Candoleng-doleng, Tari Erotis Khas Sulawesi Selatan

Belakangan ini masyarakat Indonesia kembali dihebohkan dengan munculnya tarian candoleng-cadoleng khas Sulawesi Selatan. Tarian erotis ini kembali muncul di Polewali Mandar, Sulawesi Barat. Padahal tarian ini sudah dilarang oleh warga sekitar.

“Pertunjuknan candoleng-doleng ini kan sangat erotis dipertontonkan di depan publik. Apalagi, tak sedikit remaja dan anak-anak yang menonton,” kata Rahman salah seorang warga Wonomulyo seperti dikutip dari Kompas, Senin (4/6/2012).

Tarian candoleng-doleng yang erotis diketahui kembali muncul di suatu acara di Kecamatan Wonomulyo, Polewali Mandar, Senin (4/6/2012) dini hari. Terlihat tiga penari berpakaian seronok berjoget dengan gerakan seperti adegan seks.

Semakin larut malam, gerakan para penari ini semakin panas saja. Penonton semakin bebas untuk menggerayangi bagian tubuh ketiga penari tersebut sambil memberikan uang saweran. Semakin banyak uang saweran maka penari pun makin memanas.

Menurut Rahman, dulu tarian candoleng-doleng ini sering dibubarkan oleh aparat setempat.
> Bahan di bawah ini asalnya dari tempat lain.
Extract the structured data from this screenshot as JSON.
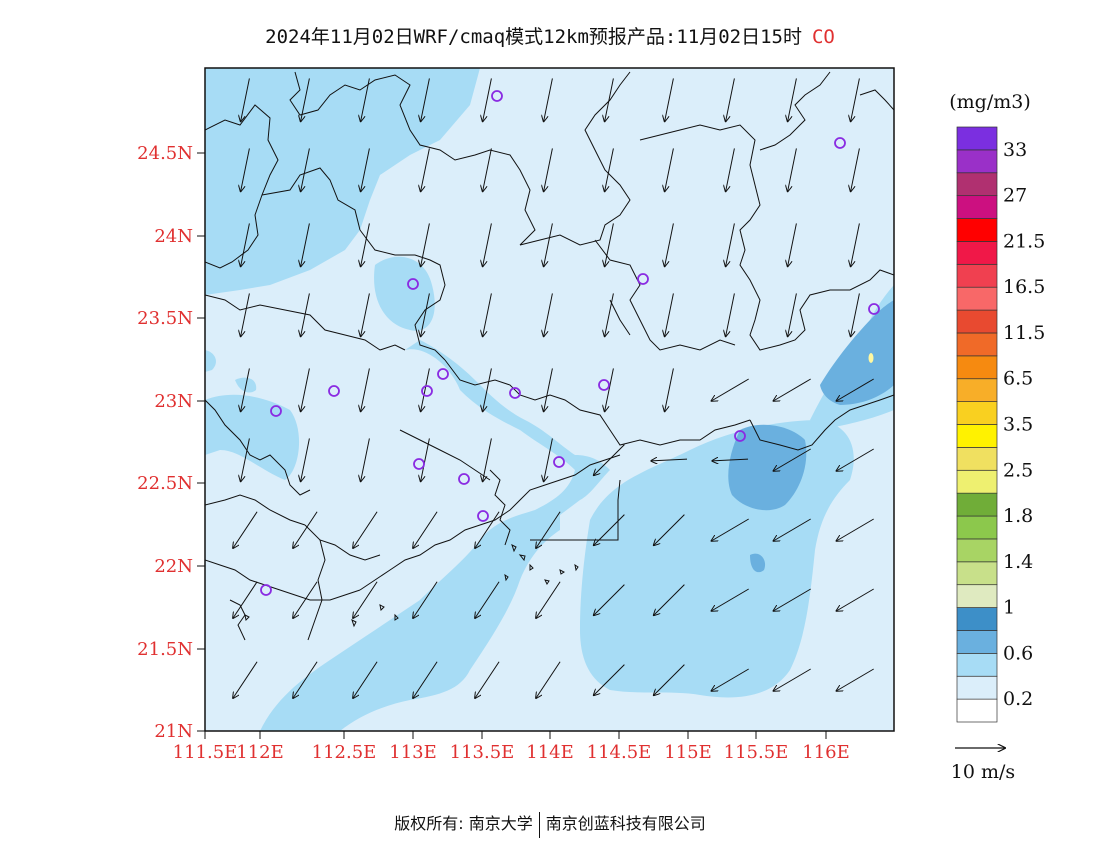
{
  "title": {
    "main": "2024年11月02日WRF/cmaq模式12km预报产品:11月02日15时",
    "pollutant": "CO"
  },
  "map": {
    "lat_labels": [
      "24.5N",
      "24N",
      "23.5N",
      "23N",
      "22.5N",
      "22N",
      "21.5N",
      "21N"
    ],
    "lon_labels": [
      "111.5E",
      "112E",
      "112.5E",
      "113E",
      "113.5E",
      "114E",
      "114.5E",
      "115E",
      "115.5E",
      "116E"
    ],
    "station_marker": "circle-icon",
    "wind_arrow": "arrow-icon"
  },
  "colorbar": {
    "unit": "(mg/m3)",
    "colors": [
      "#ffffff",
      "#dbeefa",
      "#a7dcf5",
      "#6ab0df",
      "#3d8fc8",
      "#dfeac0",
      "#c8e08a",
      "#a8d464",
      "#8cc84c",
      "#70ad38",
      "#eef070",
      "#f0e060",
      "#fff200",
      "#f9d020",
      "#f8ae28",
      "#f68a10",
      "#f06a28",
      "#e84a30",
      "#f86868",
      "#f04050",
      "#f01848",
      "#ff0000",
      "#cc1080",
      "#b03070",
      "#9a30c8",
      "#7b2fe0"
    ],
    "labels": [
      "0.2",
      "0.6",
      "1",
      "1.4",
      "1.8",
      "2.5",
      "3.5",
      "6.5",
      "11.5",
      "16.5",
      "21.5",
      "27",
      "33"
    ]
  },
  "wind_legend": {
    "label": "10 m/s"
  },
  "footer": {
    "copyright": "版权所有: 南京大学",
    "partner": "南京创蓝科技有限公司"
  }
}
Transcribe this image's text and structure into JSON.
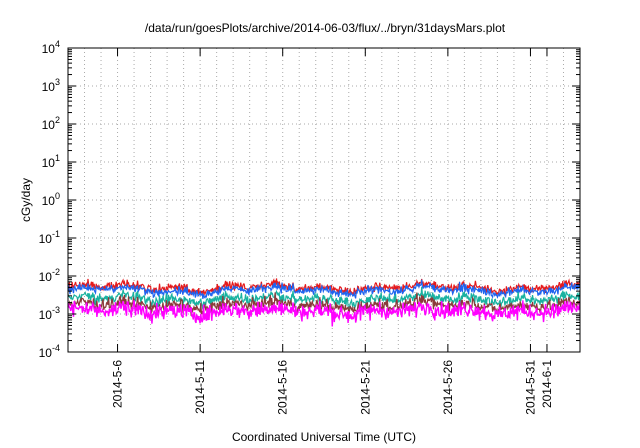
{
  "chart_data": {
    "type": "line",
    "title": "/data/run/goesPlots/archive/2014-06-03/flux/../bryn/31daysMars.plot",
    "xlabel": "Coordinated Universal Time (UTC)",
    "ylabel": "cGy/day",
    "yscale": "log",
    "ylim": [
      0.0001,
      10000
    ],
    "xlim": [
      "2014-05-03",
      "2014-06-03"
    ],
    "grid": true,
    "y_ticks": [
      {
        "base": "10",
        "exp": "4"
      },
      {
        "base": "10",
        "exp": "3"
      },
      {
        "base": "10",
        "exp": "2"
      },
      {
        "base": "10",
        "exp": "1"
      },
      {
        "base": "10",
        "exp": "0"
      },
      {
        "base": "10",
        "exp": "-1"
      },
      {
        "base": "10",
        "exp": "-2"
      },
      {
        "base": "10",
        "exp": "-3"
      },
      {
        "base": "10",
        "exp": "-4"
      }
    ],
    "x_ticks": [
      "2014-5-6",
      "2014-5-11",
      "2014-5-16",
      "2014-5-21",
      "2014-5-26",
      "2014-5-31",
      "2014-6-1"
    ],
    "series": [
      {
        "color": "#e41a1c",
        "level": 0.005,
        "noise": 0.13,
        "sampling": "hourly"
      },
      {
        "color": "#1e64f0",
        "level": 0.0042,
        "noise": 0.12,
        "sampling": "hourly"
      },
      {
        "color": "#18b2a0",
        "level": 0.0025,
        "noise": 0.18,
        "sampling": "hourly"
      },
      {
        "color": "#8b3a3a",
        "level": 0.0017,
        "noise": 0.2,
        "sampling": "hourly"
      },
      {
        "color": "#ff00ff",
        "level": 0.0012,
        "noise": 0.3,
        "sampling": "hourly"
      }
    ]
  }
}
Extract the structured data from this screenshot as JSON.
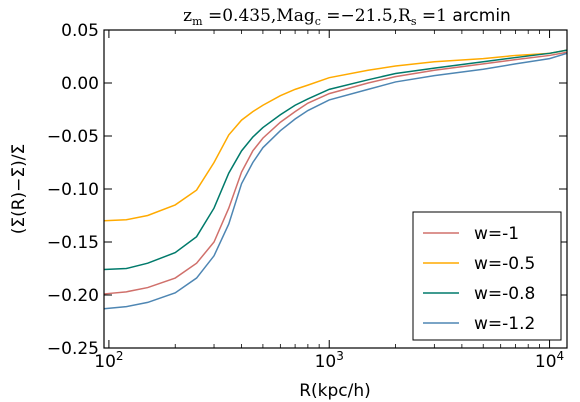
{
  "chart_data": {
    "type": "line",
    "title": "z_m =0.435,Mag_c =−21.5,R_s =1 arcmin",
    "title_parts": {
      "zm": "z",
      "zm_sub": "m",
      "zm_val": " =0.435,Mag",
      "magc_sub": "c",
      "magc_val": " =−21.5,R",
      "rs_sub": "s",
      "rs_val": " =1 ",
      "unit": "arcmin"
    },
    "xlabel": "R(kpc/h)",
    "ylabel": "(Σ(R)−Σ̄)/Σ̄",
    "x_scale": "log",
    "xlim": [
      95,
      12000
    ],
    "ylim": [
      -0.25,
      0.05
    ],
    "x_ticks": [
      {
        "value": 100,
        "base": "10",
        "exp": "2"
      },
      {
        "value": 1000,
        "base": "10",
        "exp": "3"
      },
      {
        "value": 10000,
        "base": "10",
        "exp": "4"
      }
    ],
    "y_ticks": [
      {
        "value": 0.05,
        "label": "0.05"
      },
      {
        "value": 0.0,
        "label": "0.00"
      },
      {
        "value": -0.05,
        "label": "−0.05"
      },
      {
        "value": -0.1,
        "label": "−0.10"
      },
      {
        "value": -0.15,
        "label": "−0.15"
      },
      {
        "value": -0.2,
        "label": "−0.20"
      },
      {
        "value": -0.25,
        "label": "−0.25"
      }
    ],
    "grid": false,
    "legend_position": "lower-right",
    "x": [
      95,
      120,
      150,
      200,
      250,
      300,
      350,
      400,
      450,
      500,
      600,
      700,
      800,
      1000,
      1500,
      2000,
      3000,
      5000,
      7000,
      10000,
      12000
    ],
    "series": [
      {
        "name": "w=-1",
        "color": "#d0706b",
        "values": [
          -0.199,
          -0.197,
          -0.193,
          -0.184,
          -0.17,
          -0.15,
          -0.118,
          -0.084,
          -0.064,
          -0.052,
          -0.037,
          -0.027,
          -0.019,
          -0.01,
          0.0,
          0.006,
          0.012,
          0.018,
          0.022,
          0.026,
          0.029
        ]
      },
      {
        "name": "w=-0.5",
        "color": "#ffaa00",
        "values": [
          -0.13,
          -0.129,
          -0.125,
          -0.115,
          -0.101,
          -0.075,
          -0.049,
          -0.035,
          -0.027,
          -0.021,
          -0.012,
          -0.006,
          -0.002,
          0.005,
          0.012,
          0.016,
          0.02,
          0.023,
          0.026,
          0.028,
          0.031
        ]
      },
      {
        "name": "w=-0.8",
        "color": "#007a6b",
        "values": [
          -0.176,
          -0.175,
          -0.17,
          -0.16,
          -0.145,
          -0.118,
          -0.085,
          -0.064,
          -0.051,
          -0.042,
          -0.03,
          -0.021,
          -0.015,
          -0.006,
          0.003,
          0.009,
          0.014,
          0.02,
          0.024,
          0.028,
          0.031
        ]
      },
      {
        "name": "w=-1.2",
        "color": "#4e86b3",
        "values": [
          -0.213,
          -0.211,
          -0.207,
          -0.198,
          -0.184,
          -0.163,
          -0.133,
          -0.095,
          -0.075,
          -0.061,
          -0.045,
          -0.034,
          -0.026,
          -0.016,
          -0.006,
          0.001,
          0.007,
          0.013,
          0.018,
          0.023,
          0.028
        ]
      }
    ]
  }
}
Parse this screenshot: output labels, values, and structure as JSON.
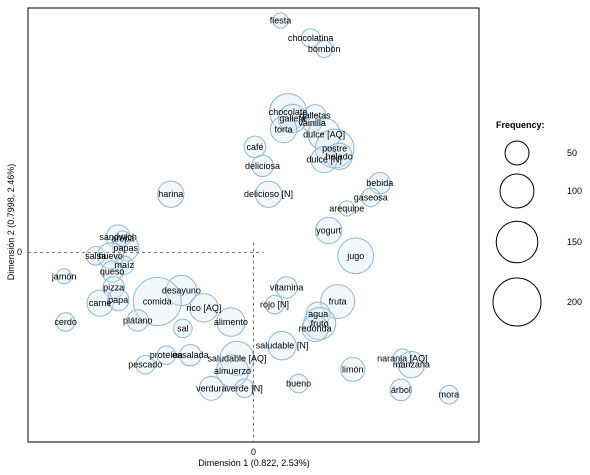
{
  "chart_data": {
    "type": "scatter",
    "xlabel": "Dimensión 1  (0.822,  2.53%)",
    "ylabel": "Dimensión 2  (0.7998,  2.46%)",
    "x_ticks": [
      "0"
    ],
    "y_ticks": [
      "0"
    ],
    "xlim": [
      -1.5,
      1.5
    ],
    "ylim": [
      -1.2,
      1.55
    ],
    "legend": {
      "title": "Frequency:",
      "placement": "right",
      "entries": [
        {
          "label": "50",
          "value": 50
        },
        {
          "label": "100",
          "value": 100
        },
        {
          "label": "150",
          "value": 150
        },
        {
          "label": "200",
          "value": 200
        }
      ]
    },
    "colors": {
      "bubble_fill": "#d6e8f4",
      "bubble_stroke": "#8db8d6"
    },
    "points": [
      {
        "label": "fiesta",
        "x": 0.18,
        "y": 1.47,
        "size": 20
      },
      {
        "label": "chocolatina",
        "x": 0.38,
        "y": 1.36,
        "size": 30
      },
      {
        "label": "bombón",
        "x": 0.47,
        "y": 1.29,
        "size": 25
      },
      {
        "label": "chocolate",
        "x": 0.23,
        "y": 0.89,
        "size": 120
      },
      {
        "label": "galletas",
        "x": 0.41,
        "y": 0.87,
        "size": 40
      },
      {
        "label": "galleta",
        "x": 0.26,
        "y": 0.85,
        "size": 70
      },
      {
        "label": "vainilla",
        "x": 0.39,
        "y": 0.82,
        "size": 30
      },
      {
        "label": "torta",
        "x": 0.2,
        "y": 0.78,
        "size": 60
      },
      {
        "label": "dulce [AQ]",
        "x": 0.47,
        "y": 0.75,
        "size": 90
      },
      {
        "label": "café",
        "x": 0.01,
        "y": 0.67,
        "size": 40
      },
      {
        "label": "postre",
        "x": 0.54,
        "y": 0.66,
        "size": 130
      },
      {
        "label": "helado",
        "x": 0.57,
        "y": 0.61,
        "size": 60
      },
      {
        "label": "deliciosa",
        "x": 0.06,
        "y": 0.55,
        "size": 40
      },
      {
        "label": "dulce [N]",
        "x": 0.47,
        "y": 0.59,
        "size": 60
      },
      {
        "label": "bebida",
        "x": 0.84,
        "y": 0.44,
        "size": 40
      },
      {
        "label": "harina",
        "x": -0.55,
        "y": 0.37,
        "size": 60
      },
      {
        "label": "delicioso [N]",
        "x": 0.1,
        "y": 0.37,
        "size": 60
      },
      {
        "label": "gaseosa",
        "x": 0.78,
        "y": 0.35,
        "size": 30
      },
      {
        "label": "arequipe",
        "x": 0.62,
        "y": 0.28,
        "size": 20
      },
      {
        "label": "yogurt",
        "x": 0.5,
        "y": 0.14,
        "size": 60
      },
      {
        "label": "sandwich",
        "x": -0.9,
        "y": 0.1,
        "size": 50
      },
      {
        "label": "arepa",
        "x": -0.87,
        "y": 0.09,
        "size": 20
      },
      {
        "label": "papas",
        "x": -0.85,
        "y": 0.03,
        "size": 60
      },
      {
        "label": "salsa",
        "x": -1.05,
        "y": -0.02,
        "size": 30
      },
      {
        "label": "huevo",
        "x": -0.95,
        "y": -0.02,
        "size": 60
      },
      {
        "label": "maíz",
        "x": -0.86,
        "y": -0.08,
        "size": 30
      },
      {
        "label": "queso",
        "x": -0.94,
        "y": -0.12,
        "size": 40
      },
      {
        "label": "jugo",
        "x": 0.68,
        "y": -0.02,
        "size": 110
      },
      {
        "label": "jamón",
        "x": -1.26,
        "y": -0.15,
        "size": 20
      },
      {
        "label": "pizza",
        "x": -0.93,
        "y": -0.22,
        "size": 40
      },
      {
        "label": "vitamina",
        "x": 0.22,
        "y": -0.22,
        "size": 40
      },
      {
        "label": "desayuno",
        "x": -0.48,
        "y": -0.24,
        "size": 80
      },
      {
        "label": "carne",
        "x": -1.02,
        "y": -0.32,
        "size": 60
      },
      {
        "label": "papa",
        "x": -0.9,
        "y": -0.3,
        "size": 40
      },
      {
        "label": "comida",
        "x": -0.64,
        "y": -0.31,
        "size": 200
      },
      {
        "label": "rico [AQ]",
        "x": -0.33,
        "y": -0.35,
        "size": 70
      },
      {
        "label": "rojo [N]",
        "x": 0.14,
        "y": -0.33,
        "size": 30
      },
      {
        "label": "fruta",
        "x": 0.56,
        "y": -0.31,
        "size": 100
      },
      {
        "label": "agua",
        "x": 0.43,
        "y": -0.39,
        "size": 50
      },
      {
        "label": "fruto",
        "x": 0.44,
        "y": -0.45,
        "size": 90
      },
      {
        "label": "cerdo",
        "x": -1.25,
        "y": -0.44,
        "size": 30
      },
      {
        "label": "plátano",
        "x": -0.77,
        "y": -0.43,
        "size": 40
      },
      {
        "label": "redonda",
        "x": 0.41,
        "y": -0.48,
        "size": 60
      },
      {
        "label": "sal",
        "x": -0.47,
        "y": -0.48,
        "size": 30
      },
      {
        "label": "alimento",
        "x": -0.15,
        "y": -0.44,
        "size": 70
      },
      {
        "label": "saludable [N]",
        "x": 0.19,
        "y": -0.59,
        "size": 70
      },
      {
        "label": "proteína",
        "x": -0.58,
        "y": -0.65,
        "size": 30
      },
      {
        "label": "ensalada",
        "x": -0.42,
        "y": -0.65,
        "size": 40
      },
      {
        "label": "saludable [AQ]",
        "x": -0.11,
        "y": -0.67,
        "size": 100
      },
      {
        "label": "pescado",
        "x": -0.72,
        "y": -0.71,
        "size": 30
      },
      {
        "label": "limón",
        "x": 0.66,
        "y": -0.74,
        "size": 50
      },
      {
        "label": "manzana",
        "x": 1.05,
        "y": -0.71,
        "size": 60
      },
      {
        "label": "almuerzo",
        "x": -0.14,
        "y": -0.75,
        "size": 90
      },
      {
        "label": "naranja [AQ]",
        "x": 0.99,
        "y": -0.67,
        "size": 30
      },
      {
        "label": "bueno",
        "x": 0.3,
        "y": -0.83,
        "size": 30
      },
      {
        "label": "verdura",
        "x": -0.28,
        "y": -0.86,
        "size": 50
      },
      {
        "label": "verde [N]",
        "x": -0.06,
        "y": -0.86,
        "size": 30
      },
      {
        "label": "mora",
        "x": 1.3,
        "y": -0.9,
        "size": 30
      },
      {
        "label": "árbol",
        "x": 0.98,
        "y": -0.87,
        "size": 40
      }
    ]
  }
}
Namun, kini tarian erotis ini justru semakin bebas untuk tampil di manapun bahkan, sampai kepelosok desa.

Sejatinya tarian candoleng-doleng ini adalah tarian khas dari Sulawesi Selatan, namun karena muncul berbagai pelarangan tarian ini pun berpindah-pindah. Di Sulawesi Selatan sendiri penolakan langsung datang dari pihak Majelis Ulama Indonesia (MUI) Sulsel.

Sejauh ini, pihak polisi telah melakukan koordinasi dengan sejumlah petinggi agama di 10 kecamatan di Mapolres Bulukumba, Sulawesi Selatan. Nantinya para petinggi agama ini diminta untuk berpartisipasi melakukan pencegahan tari candoleng-doleng di desa terpencil.

“Kami berharap para dai bisa membantu aparat kepolisian agar candoleng-doleng yang kerap tampil dalam sebuah hajatan kawinan agar dapat dicegah dengan cepat,” ungkap Kapolres Bulukumba Ajun Komisaris Besar Ja’far Sodiq.

Tarian candoleng-doleng dianggap tidak pantas untuk dipentaskan di depan publik. Belum lagi sejumlah remaja dan anak-anak sering hadir dalam keramaian ini. Tentunya ini bisa menjadi pengaruh buruk buat para calon penerus bangsa ini.